Percebe-se que o tema está longe de ser pacífico. Há inúmeras dificuldades não só para estabelecer o dever indenizatório, mas, também, o seu quantum. Penso que não há dúvidas sobre as consequências psicológicas negativas geradas por uma situação de abandono. Entretanto, elas irão sofrer variações conforme os prejuízos individualmente suportados. Não há como medir o sentimento de desilusão paterna (ou materna) com uma régua.
Pode-se falar, então, que há possibilidade de fixação de danos morais pelo abandono. A existência de abalo suficiente para a reparação e a extensão do dano serão analisadas casuisticamente. E há um prazo para que o filho ou filha prejudicado proponha uma demanda para minorar as consequências desse abandono?
A resposta a esse questionamento depende da análise quanto ao reconhecimento da paternidade.

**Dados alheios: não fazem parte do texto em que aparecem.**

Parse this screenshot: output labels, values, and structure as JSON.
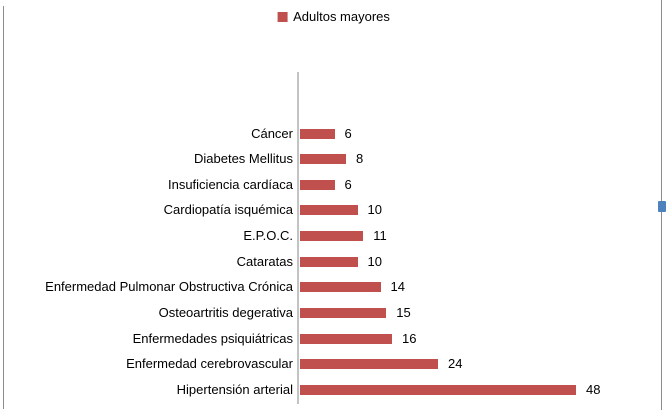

Se esta for do conhecimento do autor desde sempre, o prazo prescricional da pretensão reparatória começará a fluir a partir da maioridade do autor da ação. Nesse sentido o STJ, no REsp 1298576/RJ.
A contrario sensu, não é possível falar em abandono afetivo antes do reconhecimento da paternidade, mostrando-se imprescindível a propositura de ação de investigação antes ou concomitantemente ao pleito indenizatório.
De tudo o que se expôs, uma conclusão se mostra inarredável: demandas que envolvem afeto não se resolvem com fórmulas matemáticas, e até mesmo os precedentes judiciais podem não ser suficientes para solucionar relações completamente desconstruídas. Amor, carinho, cuidado, afeto, são sentimentos que soam de forma diferente em cada ser humano. De toda sorte, parafraseando Ana Jácomo, jornalista e escritora brasileira, “o coração humano é feito para o afeto, quer a gente consiga viver ou não esse chamado”.
[1] Sócia do Instituto Prof. Carla Patrícia.
[2] Art. 1.632, CC. A separação judicial, o divórcio e a dissolução da união estável não alteram as relações entre pais e filhos senão quanto ao direito, que aos primeiros cabe, de terem em sua companhia os segundos.
[3] STJ: REsp 1579021/RS, Rel. Ministra Maria Isabel Galloti.
[4] STJ: REsp. 1159242/SP, Relatora Ministra Nancy Andrighi.
[5] DIAS, Maria Berenice. Manual de direito das famílias. 4. ed. São Paulo: Editora Revista dos Tribunais, 2007.